Koutsantonis said restarting the Northern Power Station in Port Augusta, closed by its private owners earlier this year, would be akin to resurrecting the whaling industry to light street lamps.
“The Liberals want to return to a previous century rather than prepare our state and our economy for the future,” he said in a statement today.
He asserted that even if a private operator was willing to re-start the plant, it would take more than a year of mining and recommissioning work before it would be ready to generate electricity.
Federal Resources Minister Matt Canavan and state Liberal energy spokemsan Dan van Holst Pellekaan said the Weatherill government should consider reopening the plant to prevent more blackouts in the state.
“To not even entertain discussions is grossly irresponsible,” Canavan told ABC radio.
Van Holst Pellekaan argues it’s worth exploring whether the plant could be restarted temporarily to safeguard South Australia’s energy stability until more reliable clean energy options were developed.
However, a lobby group pushing for one of those options, Repower Port Augusta, rejected the call.
Rather, the organisation wants investment in a solar thermal plant.
“The age of burning coal is over in Port Augusta and South Australia,” said Repower campaigner Dan Spencer.

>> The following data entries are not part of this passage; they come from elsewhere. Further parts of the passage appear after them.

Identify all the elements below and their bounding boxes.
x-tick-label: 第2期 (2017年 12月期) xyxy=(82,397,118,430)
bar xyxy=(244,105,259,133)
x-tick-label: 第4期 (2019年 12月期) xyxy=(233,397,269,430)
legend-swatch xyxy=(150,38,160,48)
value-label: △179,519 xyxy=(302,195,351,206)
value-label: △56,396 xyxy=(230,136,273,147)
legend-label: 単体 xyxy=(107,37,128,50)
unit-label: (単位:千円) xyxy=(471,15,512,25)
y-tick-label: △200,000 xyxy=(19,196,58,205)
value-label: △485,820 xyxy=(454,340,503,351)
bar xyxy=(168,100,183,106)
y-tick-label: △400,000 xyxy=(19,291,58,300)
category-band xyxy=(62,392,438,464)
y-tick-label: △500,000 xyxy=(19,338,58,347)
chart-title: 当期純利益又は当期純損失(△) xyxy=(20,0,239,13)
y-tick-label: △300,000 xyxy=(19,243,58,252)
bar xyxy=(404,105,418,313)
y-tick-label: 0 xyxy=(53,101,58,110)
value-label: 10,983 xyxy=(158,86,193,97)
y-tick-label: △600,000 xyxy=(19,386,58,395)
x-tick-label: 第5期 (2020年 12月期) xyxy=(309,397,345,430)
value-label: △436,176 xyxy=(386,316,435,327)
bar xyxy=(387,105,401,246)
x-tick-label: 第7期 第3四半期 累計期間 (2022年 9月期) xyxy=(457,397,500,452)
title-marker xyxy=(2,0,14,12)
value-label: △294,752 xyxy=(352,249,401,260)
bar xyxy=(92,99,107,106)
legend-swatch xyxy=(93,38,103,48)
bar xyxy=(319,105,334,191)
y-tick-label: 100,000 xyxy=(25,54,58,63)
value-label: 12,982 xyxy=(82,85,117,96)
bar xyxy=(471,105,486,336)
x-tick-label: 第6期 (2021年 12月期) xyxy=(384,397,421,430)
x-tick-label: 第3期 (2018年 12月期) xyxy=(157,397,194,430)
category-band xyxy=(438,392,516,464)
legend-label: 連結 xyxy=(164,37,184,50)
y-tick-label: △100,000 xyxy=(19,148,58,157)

“Let’s not waste time looking at reopening the coal station which is never going to happen and focus on securing a long-term solution by building solar thermal in Port Augusta.
“Solar thermal provides on-demand clean power delivering the network benefits of fossil fuels without the air and climate pollution that Port Augusta residents lived with for decades.
“The power station is being stripped of key parts and being prepared for demolition. Coal is over in Port Augusta and it isn’t coming back.”
South Australia’s energy security has been the subject of fierce debate following last month’s statewide blackout.